I have posted quite a bit of analysis that is (hopefully) useful to startup investors. But as someone noted to me privately, I have not provided much direct advice for startup founders. This post is a first step toward reducing the imbalance.

Face-to-face, the number one tip I give to founders is: think very carefully before taking any round of funding. No, not because of dilution. Because funding closes off exit opportunities. “What?” you say, “But an investment will give me the resources to make my company more attractive for an exit.”

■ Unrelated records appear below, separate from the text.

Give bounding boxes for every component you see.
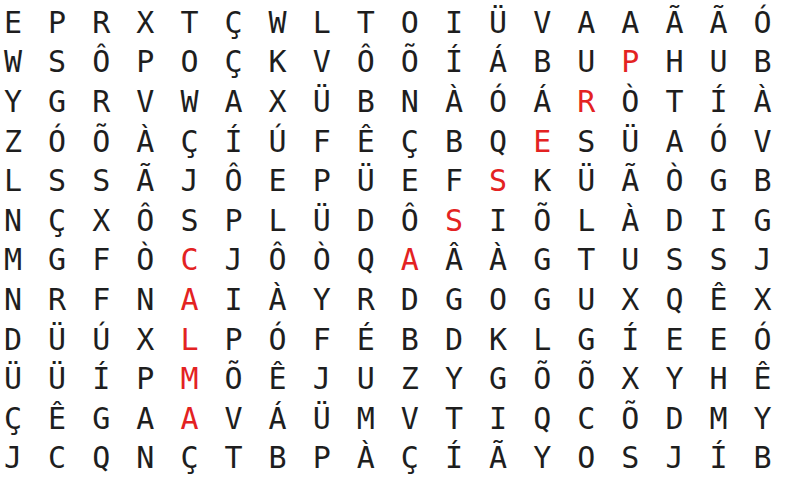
grid-cell-r8c7[interactable]: À [256,280,300,320]
grid-cell-r9c13[interactable]: L [520,320,564,360]
grid-cell-r2c12[interactable]: Á [476,43,520,83]
grid-cell-r9c5[interactable]: L [167,320,211,360]
grid-cell-r6c6[interactable]: P [211,201,255,241]
grid-cell-r4c18[interactable]: V [741,122,785,162]
grid-cell-r10c2[interactable]: Ü [35,359,79,399]
grid-cell-r9c17[interactable]: E [697,320,741,360]
grid-cell-r7c6[interactable]: J [211,241,255,281]
grid-cell-r10c8[interactable]: J [300,359,344,399]
grid-cell-r8c4[interactable]: N [123,280,167,320]
grid-cell-r6c2[interactable]: Ç [35,201,79,241]
grid-cell-r3c14[interactable]: R [564,82,608,122]
grid-cell-r10c7[interactable]: Ê [256,359,300,399]
grid-cell-r4c16[interactable]: A [652,122,696,162]
grid-cell-r8c3[interactable]: F [79,280,123,320]
grid-cell-r5c16[interactable]: Ò [652,161,696,201]
grid-cell-r11c2[interactable]: Ê [35,399,79,439]
grid-cell-r8c9[interactable]: R [344,280,388,320]
grid-cell-r4c12[interactable]: Q [476,122,520,162]
grid-cell-r3c5[interactable]: W [167,82,211,122]
grid-cell-r5c10[interactable]: E [388,161,432,201]
grid-cell-r12c18[interactable]: B [741,439,785,479]
grid-cell-r12c6[interactable]: T [211,439,255,479]
grid-cell-r5c1[interactable]: L [0,161,35,201]
grid-cell-r4c8[interactable]: F [300,122,344,162]
grid-cell-r12c8[interactable]: P [300,439,344,479]
grid-cell-r7c10[interactable]: A [388,241,432,281]
grid-cell-r10c3[interactable]: Í [79,359,123,399]
grid-cell-r7c16[interactable]: S [652,241,696,281]
grid-cell-r4c14[interactable]: S [564,122,608,162]
grid-cell-r3c18[interactable]: À [741,82,785,122]
grid-cell-r7c18[interactable]: J [741,241,785,281]
grid-cell-r5c9[interactable]: Ü [344,161,388,201]
grid-cell-r12c10[interactable]: Ç [388,439,432,479]
grid-cell-r6c14[interactable]: L [564,201,608,241]
grid-cell-r6c16[interactable]: D [652,201,696,241]
grid-cell-r6c15[interactable]: À [608,201,652,241]
grid-cell-r12c17[interactable]: Í [697,439,741,479]
grid-cell-r3c16[interactable]: T [652,82,696,122]
grid-cell-r12c2[interactable]: C [35,439,79,479]
grid-cell-r7c13[interactable]: G [520,241,564,281]
grid-cell-r2c14[interactable]: U [564,43,608,83]
grid-cell-r10c9[interactable]: U [344,359,388,399]
grid-cell-r12c16[interactable]: J [652,439,696,479]
grid-cell-r4c10[interactable]: Ç [388,122,432,162]
grid-cell-r1c6[interactable]: Ç [211,3,255,43]
grid-cell-r3c6[interactable]: A [211,82,255,122]
grid-cell-r4c17[interactable]: Ó [697,122,741,162]
grid-cell-r6c7[interactable]: L [256,201,300,241]
grid-cell-r10c11[interactable]: Y [432,359,476,399]
grid-cell-r5c12[interactable]: S [476,161,520,201]
grid-cell-r7c8[interactable]: Ò [300,241,344,281]
grid-cell-r5c5[interactable]: J [167,161,211,201]
grid-cell-r3c10[interactable]: N [388,82,432,122]
grid-cell-r2c15[interactable]: P [608,43,652,83]
grid-cell-r8c1[interactable]: N [0,280,35,320]
grid-cell-r11c4[interactable]: A [123,399,167,439]
grid-cell-r6c1[interactable]: N [0,201,35,241]
grid-cell-r11c15[interactable]: Õ [608,399,652,439]
grid-cell-r9c6[interactable]: P [211,320,255,360]
grid-cell-r1c16[interactable]: Ã [652,3,696,43]
grid-cell-r3c8[interactable]: Ü [300,82,344,122]
grid-cell-r12c13[interactable]: Y [520,439,564,479]
grid-cell-r10c10[interactable]: Z [388,359,432,399]
grid-cell-r1c8[interactable]: L [300,3,344,43]
grid-cell-r11c1[interactable]: Ç [0,399,35,439]
grid-cell-r9c2[interactable]: Ü [35,320,79,360]
grid-cell-r10c16[interactable]: Y [652,359,696,399]
grid-cell-r2c17[interactable]: U [697,43,741,83]
grid-cell-r5c14[interactable]: Ü [564,161,608,201]
grid-cell-r11c5[interactable]: A [167,399,211,439]
grid-cell-r1c11[interactable]: I [432,3,476,43]
grid-cell-r1c7[interactable]: W [256,3,300,43]
grid-cell-r11c6[interactable]: V [211,399,255,439]
grid-cell-r1c9[interactable]: T [344,3,388,43]
grid-cell-r4c6[interactable]: Í [211,122,255,162]
grid-cell-r2c8[interactable]: V [300,43,344,83]
grid-cell-r11c16[interactable]: D [652,399,696,439]
grid-cell-r3c11[interactable]: À [432,82,476,122]
grid-cell-r11c10[interactable]: V [388,399,432,439]
grid-cell-r8c10[interactable]: D [388,280,432,320]
grid-cell-r12c7[interactable]: B [256,439,300,479]
grid-cell-r6c10[interactable]: Ô [388,201,432,241]
grid-cell-r6c5[interactable]: S [167,201,211,241]
grid-cell-r2c1[interactable]: W [0,43,35,83]
grid-cell-r6c13[interactable]: Õ [520,201,564,241]
grid-cell-r5c6[interactable]: Ô [211,161,255,201]
grid-cell-r9c3[interactable]: Ú [79,320,123,360]
grid-cell-r8c18[interactable]: X [741,280,785,320]
grid-cell-r5c3[interactable]: S [79,161,123,201]
grid-cell-r2c11[interactable]: Í [432,43,476,83]
grid-cell-r4c7[interactable]: Ú [256,122,300,162]
grid-cell-r8c15[interactable]: X [608,280,652,320]
grid-cell-r2c5[interactable]: O [167,43,211,83]
grid-cell-r3c4[interactable]: V [123,82,167,122]
grid-cell-r4c4[interactable]: À [123,122,167,162]
grid-cell-r2c6[interactable]: Ç [211,43,255,83]
grid-cell-r10c18[interactable]: Ê [741,359,785,399]
grid-cell-r6c11[interactable]: S [432,201,476,241]
grid-cell-r3c1[interactable]: Y [0,82,35,122]
grid-cell-r10c1[interactable]: Ü [0,359,35,399]
grid-cell-r8c11[interactable]: G [432,280,476,320]
grid-cell-r10c17[interactable]: H [697,359,741,399]
grid-cell-r4c15[interactable]: Ü [608,122,652,162]
grid-cell-r11c3[interactable]: G [79,399,123,439]
grid-cell-r8c14[interactable]: U [564,280,608,320]
grid-cell-r4c9[interactable]: Ê [344,122,388,162]
grid-cell-r3c17[interactable]: Í [697,82,741,122]
grid-cell-r12c14[interactable]: O [564,439,608,479]
grid-cell-r2c4[interactable]: P [123,43,167,83]
grid-cell-r11c17[interactable]: M [697,399,741,439]
grid-cell-r11c13[interactable]: Q [520,399,564,439]
grid-cell-r8c12[interactable]: O [476,280,520,320]
grid-cell-r3c2[interactable]: G [35,82,79,122]
grid-cell-r7c15[interactable]: U [608,241,652,281]
grid-cell-r2c7[interactable]: K [256,43,300,83]
grid-cell-r5c15[interactable]: Ã [608,161,652,201]
grid-cell-r3c7[interactable]: X [256,82,300,122]
grid-cell-r12c9[interactable]: À [344,439,388,479]
grid-cell-r1c12[interactable]: Ü [476,3,520,43]
grid-cell-r9c15[interactable]: Í [608,320,652,360]
grid-cell-r9c18[interactable]: Ó [741,320,785,360]
grid-cell-r10c13[interactable]: Õ [520,359,564,399]
grid-cell-r4c2[interactable]: Ó [35,122,79,162]
grid-cell-r11c9[interactable]: M [344,399,388,439]
grid-cell-r9c10[interactable]: B [388,320,432,360]
grid-cell-r4c5[interactable]: Ç [167,122,211,162]
grid-cell-r5c18[interactable]: B [741,161,785,201]
grid-cell-r9c14[interactable]: G [564,320,608,360]
grid-cell-r1c13[interactable]: V [520,3,564,43]
grid-cell-r12c1[interactable]: J [0,439,35,479]
grid-cell-r5c2[interactable]: S [35,161,79,201]
grid-cell-r5c8[interactable]: P [300,161,344,201]
grid-cell-r5c13[interactable]: K [520,161,564,201]
grid-cell-r10c4[interactable]: P [123,359,167,399]
grid-cell-r10c12[interactable]: G [476,359,520,399]
grid-cell-r5c7[interactable]: E [256,161,300,201]
grid-cell-r3c3[interactable]: R [79,82,123,122]
grid-cell-r3c15[interactable]: Ò [608,82,652,122]
grid-cell-r12c15[interactable]: S [608,439,652,479]
grid-cell-r9c12[interactable]: K [476,320,520,360]
grid-cell-r7c17[interactable]: S [697,241,741,281]
grid-cell-r7c4[interactable]: Ò [123,241,167,281]
grid-cell-r1c17[interactable]: Ã [697,3,741,43]
grid-cell-r10c5[interactable]: M [167,359,211,399]
grid-cell-r11c11[interactable]: T [432,399,476,439]
grid-cell-r11c14[interactable]: C [564,399,608,439]
grid-cell-r5c4[interactable]: Ã [123,161,167,201]
grid-cell-r7c3[interactable]: F [79,241,123,281]
grid-cell-r9c7[interactable]: Ó [256,320,300,360]
grid-cell-r10c14[interactable]: Õ [564,359,608,399]
grid-cell-r3c9[interactable]: B [344,82,388,122]
grid-cell-r7c7[interactable]: Ô [256,241,300,281]
grid-cell-r9c9[interactable]: É [344,320,388,360]
grid-cell-r2c9[interactable]: Ô [344,43,388,83]
grid-cell-r1c14[interactable]: A [564,3,608,43]
word-search-grid: EPRXTÇWLTOIÜVAAÃÃÓWSÔPOÇKVÔÕÍÁBUPHUBYGRV… [0,3,785,478]
grid-cell-r2c3[interactable]: Ô [79,43,123,83]
grid-cell-r12c12[interactable]: Ã [476,439,520,479]
grid-cell-r7c2[interactable]: G [35,241,79,281]
grid-cell-r1c5[interactable]: T [167,3,211,43]
grid-cell-r9c16[interactable]: E [652,320,696,360]
grid-cell-r9c1[interactable]: D [0,320,35,360]
grid-cell-r3c13[interactable]: Á [520,82,564,122]
grid-cell-r10c6[interactable]: Õ [211,359,255,399]
grid-cell-r1c3[interactable]: R [79,3,123,43]
grid-cell-r8c13[interactable]: G [520,280,564,320]
grid-cell-r4c3[interactable]: Õ [79,122,123,162]
grid-cell-r7c14[interactable]: T [564,241,608,281]
grid-cell-r4c11[interactable]: B [432,122,476,162]
grid-cell-r10c15[interactable]: X [608,359,652,399]
grid-cell-r3c12[interactable]: Ó [476,82,520,122]
grid-cell-r9c8[interactable]: F [300,320,344,360]
grid-cell-r11c12[interactable]: I [476,399,520,439]
grid-cell-r7c12[interactable]: À [476,241,520,281]
grid-cell-r7c1[interactable]: M [0,241,35,281]
grid-cell-r2c18[interactable]: B [741,43,785,83]
grid-cell-r9c4[interactable]: X [123,320,167,360]
grid-cell-r7c5[interactable]: C [167,241,211,281]
grid-cell-r4c13[interactable]: E [520,122,564,162]
grid-cell-r1c18[interactable]: Ó [741,3,785,43]
grid-cell-r5c11[interactable]: F [432,161,476,201]
grid-cell-r2c2[interactable]: S [35,43,79,83]
grid-cell-r1c4[interactable]: X [123,3,167,43]
grid-cell-r8c5[interactable]: A [167,280,211,320]
grid-cell-r1c15[interactable]: A [608,3,652,43]
grid-cell-r11c8[interactable]: Ü [300,399,344,439]
grid-cell-r6c12[interactable]: I [476,201,520,241]
grid-cell-r8c16[interactable]: Q [652,280,696,320]
grid-cell-r6c3[interactable]: X [79,201,123,241]
grid-cell-r1c2[interactable]: P [35,3,79,43]
grid-cell-r7c11[interactable]: Â [432,241,476,281]
grid-cell-r11c18[interactable]: Y [741,399,785,439]
grid-cell-r5c17[interactable]: G [697,161,741,201]
grid-cell-r7c9[interactable]: Q [344,241,388,281]
grid-cell-r9c11[interactable]: D [432,320,476,360]
grid-cell-r4c1[interactable]: Z [0,122,35,162]
grid-cell-r8c17[interactable]: Ê [697,280,741,320]
grid-cell-r12c5[interactable]: Ç [167,439,211,479]
grid-cell-r1c1[interactable]: E [0,3,35,43]
grid-cell-r11c7[interactable]: Á [256,399,300,439]
grid-cell-r2c13[interactable]: B [520,43,564,83]
grid-cell-r1c10[interactable]: O [388,3,432,43]
grid-cell-r2c16[interactable]: H [652,43,696,83]
grid-cell-r12c4[interactable]: N [123,439,167,479]
grid-cell-r8c2[interactable]: R [35,280,79,320]
grid-cell-r6c17[interactable]: I [697,201,741,241]
grid-cell-r6c9[interactable]: D [344,201,388,241]
grid-cell-r12c3[interactable]: Q [79,439,123,479]
grid-cell-r8c6[interactable]: I [211,280,255,320]
grid-cell-r6c18[interactable]: G [741,201,785,241]
grid-cell-r8c8[interactable]: Y [300,280,344,320]
grid-cell-r12c11[interactable]: Í [432,439,476,479]
grid-cell-r2c10[interactable]: Õ [388,43,432,83]
grid-cell-r6c8[interactable]: Ü [300,201,344,241]
grid-cell-r6c4[interactable]: Ô [123,201,167,241]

That’s true, but it will also raise your asking price… by a lot! And as basic economics tells us, demand drops with price. In this case, it drops a lot! I’ll actually work through the detailed math and data for Series A in my next post. But here I want to make the more general point.

Remember that investors want a return. They have mental anchor points for exits they consider a “win”. This anchor typically varies from 5X to 10X.  Professional investors usually get legal stock preferences that allow them to block exits that they don’t like, i.e., that are out of line with their anchors. Now, they also have mental anchor points for how much of the company they want to buy in the round. This anchor typically varies from 20% to 30%.

Let’s consider the midpoints of those two anchors, 7.5X and 25% to do a quick estimation of how taking a round of funding reduces exit opportunities. Say your company is worth Y today.  If investors want to own 25% of your company, the post-money will be 1.33Y.  If investors want a 7.5X return, the required exit price will be 10Y.

Every round of funding you take increases your required exit price by an order of magnitude!

So if you take an angel seed round at a $3M pre-money, you now need a $30M exit.  Not too bad.  Then a Series A at a $10M pre-money pushes that up to $100M.  Pretty steep.  Series B at $25M means $250M. Whoa. How many $250M exits happen per year?  About 50 to 100.  There are about 1,000 early stage VC investments per year.  Not good odds.

As we’ll see in the next post, there’s a huge cliff at Series A.  But in general, the number of exit opportunities goes down exponentially with each round of funding.  So consider whether an exponential reduction in the number of prospects is worth the progress you’ll make.